Where do you do your best work?

Where do you do your best work?  What do you need to concentrate, be happy, focus, feel calm and centered?  What do you want your space to look like, sound like, feel like when you have work to do?
I recently asked a group of educators this question during a workshop.  People responded by talking about:
  • spaces free of clutter
  • natural light
  • comfortable furniture 
  • easy access to materials
  • the ability to move when you need to
  • space to concentrate and work alone
  • collaboration
  • quiet
Then we looked at typical early childhood classrooms and realized that many classrooms may not provide an atmosphere that supports learning.

In my work with student teachers I often ask them about what a classroom for young children should look like. Most often mentioned are: "bright colors", "lots of pictures"(usually posters from catalogues), and "hanging up all of children's work on the walls". These students are verbalizing a set of commonly held assumptions about what children need in order to learn.

This looks neat but may be over stimulating for
some children.  There are also limited materials

to choose from.
Some of these assumptions are:
  • Children crave constant visual stimulation and novelty.
  • Bright colors are the appropriate colors for a classroom - the more the better.
  • Children like clutter and mess and mess=fun.
  • Children will learn if we cover all the walls with text related to behavior and content.
  • Adults are the source of learning and must keep activities moving at a steady pace and tell children when and where to move. 
But these assumptions could not be further from the truth.

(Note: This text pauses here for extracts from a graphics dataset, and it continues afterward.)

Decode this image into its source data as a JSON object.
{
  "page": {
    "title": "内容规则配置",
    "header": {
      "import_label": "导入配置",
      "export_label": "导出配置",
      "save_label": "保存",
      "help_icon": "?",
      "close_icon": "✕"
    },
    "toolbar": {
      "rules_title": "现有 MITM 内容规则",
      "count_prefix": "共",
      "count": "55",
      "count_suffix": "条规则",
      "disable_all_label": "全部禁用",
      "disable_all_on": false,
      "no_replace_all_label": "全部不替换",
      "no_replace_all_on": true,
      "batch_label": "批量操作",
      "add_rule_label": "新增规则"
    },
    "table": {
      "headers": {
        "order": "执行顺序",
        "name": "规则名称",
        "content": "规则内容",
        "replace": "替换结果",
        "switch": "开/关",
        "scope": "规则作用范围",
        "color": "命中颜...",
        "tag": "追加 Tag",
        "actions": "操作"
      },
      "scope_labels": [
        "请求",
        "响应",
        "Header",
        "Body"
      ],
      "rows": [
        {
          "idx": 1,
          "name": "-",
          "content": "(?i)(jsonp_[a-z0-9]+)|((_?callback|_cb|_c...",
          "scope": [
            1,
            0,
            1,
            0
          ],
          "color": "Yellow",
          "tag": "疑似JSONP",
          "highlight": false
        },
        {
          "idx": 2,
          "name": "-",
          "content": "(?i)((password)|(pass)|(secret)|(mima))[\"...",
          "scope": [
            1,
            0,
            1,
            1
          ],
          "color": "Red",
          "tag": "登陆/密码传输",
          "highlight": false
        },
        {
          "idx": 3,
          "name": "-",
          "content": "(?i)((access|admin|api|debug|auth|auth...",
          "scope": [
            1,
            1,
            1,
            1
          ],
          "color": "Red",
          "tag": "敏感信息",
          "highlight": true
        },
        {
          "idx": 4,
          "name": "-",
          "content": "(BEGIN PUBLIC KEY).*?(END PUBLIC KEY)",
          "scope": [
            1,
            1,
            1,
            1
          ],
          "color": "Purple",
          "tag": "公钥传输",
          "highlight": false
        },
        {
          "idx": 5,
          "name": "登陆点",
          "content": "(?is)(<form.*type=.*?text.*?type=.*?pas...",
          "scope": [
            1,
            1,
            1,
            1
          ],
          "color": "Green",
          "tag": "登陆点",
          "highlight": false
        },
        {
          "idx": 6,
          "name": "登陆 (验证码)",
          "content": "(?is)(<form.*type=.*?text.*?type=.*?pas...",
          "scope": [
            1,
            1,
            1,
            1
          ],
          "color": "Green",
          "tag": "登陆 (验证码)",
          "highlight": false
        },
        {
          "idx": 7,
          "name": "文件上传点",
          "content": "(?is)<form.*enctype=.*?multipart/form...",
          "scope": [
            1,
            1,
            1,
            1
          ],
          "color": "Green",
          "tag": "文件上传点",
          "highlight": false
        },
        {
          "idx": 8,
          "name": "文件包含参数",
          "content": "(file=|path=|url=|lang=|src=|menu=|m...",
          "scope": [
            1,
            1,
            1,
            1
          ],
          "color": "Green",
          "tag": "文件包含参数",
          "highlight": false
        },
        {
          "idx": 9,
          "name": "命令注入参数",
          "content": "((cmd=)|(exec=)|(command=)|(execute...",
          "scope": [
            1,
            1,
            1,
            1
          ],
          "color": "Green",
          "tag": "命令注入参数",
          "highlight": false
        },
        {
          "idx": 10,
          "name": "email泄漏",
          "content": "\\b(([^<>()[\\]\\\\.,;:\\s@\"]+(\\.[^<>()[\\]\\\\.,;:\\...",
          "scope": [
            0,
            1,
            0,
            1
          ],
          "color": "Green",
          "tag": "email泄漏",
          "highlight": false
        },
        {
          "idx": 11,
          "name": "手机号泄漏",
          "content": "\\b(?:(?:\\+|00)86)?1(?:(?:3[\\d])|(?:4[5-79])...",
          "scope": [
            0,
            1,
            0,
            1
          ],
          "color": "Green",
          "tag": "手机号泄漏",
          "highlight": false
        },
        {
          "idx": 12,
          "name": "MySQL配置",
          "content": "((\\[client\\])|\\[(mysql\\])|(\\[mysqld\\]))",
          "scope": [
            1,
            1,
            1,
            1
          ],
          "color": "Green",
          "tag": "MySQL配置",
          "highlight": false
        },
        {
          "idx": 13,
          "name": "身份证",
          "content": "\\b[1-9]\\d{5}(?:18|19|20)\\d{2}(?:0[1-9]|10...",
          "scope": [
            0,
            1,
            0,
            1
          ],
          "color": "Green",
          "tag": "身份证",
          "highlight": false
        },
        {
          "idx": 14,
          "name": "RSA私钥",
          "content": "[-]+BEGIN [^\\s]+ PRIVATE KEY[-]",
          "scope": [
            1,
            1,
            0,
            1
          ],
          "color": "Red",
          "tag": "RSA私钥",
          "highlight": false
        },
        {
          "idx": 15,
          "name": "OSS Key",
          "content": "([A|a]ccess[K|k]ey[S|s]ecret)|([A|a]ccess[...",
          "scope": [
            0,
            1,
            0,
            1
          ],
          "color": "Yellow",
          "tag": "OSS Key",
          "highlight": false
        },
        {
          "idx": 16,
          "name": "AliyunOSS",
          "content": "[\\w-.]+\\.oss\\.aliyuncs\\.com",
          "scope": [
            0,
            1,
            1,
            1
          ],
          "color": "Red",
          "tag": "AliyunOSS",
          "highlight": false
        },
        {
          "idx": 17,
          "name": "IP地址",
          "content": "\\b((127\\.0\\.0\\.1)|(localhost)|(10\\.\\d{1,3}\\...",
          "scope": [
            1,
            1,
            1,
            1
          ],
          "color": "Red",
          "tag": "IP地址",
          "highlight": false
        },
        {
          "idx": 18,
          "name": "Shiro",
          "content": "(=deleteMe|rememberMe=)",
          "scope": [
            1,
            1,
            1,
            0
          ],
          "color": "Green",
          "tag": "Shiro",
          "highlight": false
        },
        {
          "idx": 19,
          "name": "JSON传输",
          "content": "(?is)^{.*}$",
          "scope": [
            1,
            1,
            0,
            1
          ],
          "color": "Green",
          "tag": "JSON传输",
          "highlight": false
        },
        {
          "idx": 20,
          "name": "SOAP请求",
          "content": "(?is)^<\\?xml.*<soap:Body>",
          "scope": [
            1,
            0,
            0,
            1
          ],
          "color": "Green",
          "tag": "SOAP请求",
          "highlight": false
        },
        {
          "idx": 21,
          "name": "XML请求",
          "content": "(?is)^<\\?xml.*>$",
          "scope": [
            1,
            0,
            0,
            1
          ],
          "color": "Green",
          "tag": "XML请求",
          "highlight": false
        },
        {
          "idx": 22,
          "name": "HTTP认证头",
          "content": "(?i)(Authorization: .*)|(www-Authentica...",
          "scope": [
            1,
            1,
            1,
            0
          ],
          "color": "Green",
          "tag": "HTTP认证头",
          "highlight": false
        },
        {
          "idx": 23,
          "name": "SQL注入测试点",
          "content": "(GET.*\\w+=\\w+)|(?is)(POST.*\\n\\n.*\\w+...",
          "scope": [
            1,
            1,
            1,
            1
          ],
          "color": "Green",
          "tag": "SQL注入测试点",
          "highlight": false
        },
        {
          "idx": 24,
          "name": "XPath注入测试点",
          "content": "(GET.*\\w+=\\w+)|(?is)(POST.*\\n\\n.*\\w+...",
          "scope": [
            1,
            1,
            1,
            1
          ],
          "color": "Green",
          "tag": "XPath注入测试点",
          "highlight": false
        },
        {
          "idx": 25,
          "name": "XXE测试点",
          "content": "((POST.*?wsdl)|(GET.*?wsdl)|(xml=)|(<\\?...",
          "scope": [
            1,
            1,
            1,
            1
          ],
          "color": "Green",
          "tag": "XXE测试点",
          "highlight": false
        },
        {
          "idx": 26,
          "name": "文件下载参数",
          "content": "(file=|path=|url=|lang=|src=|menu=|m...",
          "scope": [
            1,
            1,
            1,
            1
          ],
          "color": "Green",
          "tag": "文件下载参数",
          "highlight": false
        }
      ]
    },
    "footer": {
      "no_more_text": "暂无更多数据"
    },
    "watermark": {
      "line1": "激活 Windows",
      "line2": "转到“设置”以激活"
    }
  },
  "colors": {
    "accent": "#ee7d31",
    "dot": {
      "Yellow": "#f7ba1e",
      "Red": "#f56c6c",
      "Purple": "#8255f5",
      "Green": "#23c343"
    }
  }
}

Research has long asserted that there are particular elements of a classroom that support learning and well-being, as a recent article by Sarika Bansal illustrates. A few years ago Teachers College Press asked me to put together a book, Thinking Critically About Environments for Young Children, that would help educators consider many ways to approach aspects of early childhood environments - from classroom design, gardens & playgrounds, science, technology, & museums, as well as the relationship between the way classrooms look and approaches to curriculum.

As I did research for the book I discovered that there are some pretty strong design norms for schools and classrooms, and that people are very attached to them - but that they may not be meeting children's needs. Pat Tarr, in her 2004 article Consider the Walls, asks teachers to think about what they choose to put on the walls and why. Her article is intentionally provocative - you may not agree, but you will think.

The walls are not the only thing to consider. Arrangement of furniture and children's ability to access materials impact how and what children learn.  Think about the two block shelves below.  What do children learn about spatial relationships, being organized, cleaning up, care of materials, and order in each arrangement?

New York Times article last year highlighted that kindergarteners in highly decorated classrooms were more distracted. The very things that were intended to improve learning were actually inhibiting children from doing their best work. But this is about more than beautiful spaces - it is also about accessible, challenging materials that encourage thinking, and giving children and teachers the time to dig into rich investigations with these materials.  

Natural light, low level lighting, unique artwork, neutral tones, accessible materials, room to move.

And if we come back to our original question, Where do you do your best work?, the list the educators made about what they need might become the benchmarks for all environments in schools, centers, and family childcare - an on up through the grades. We might begin to think differently about how we design schools and classrooms, and how we structure space and time for learning.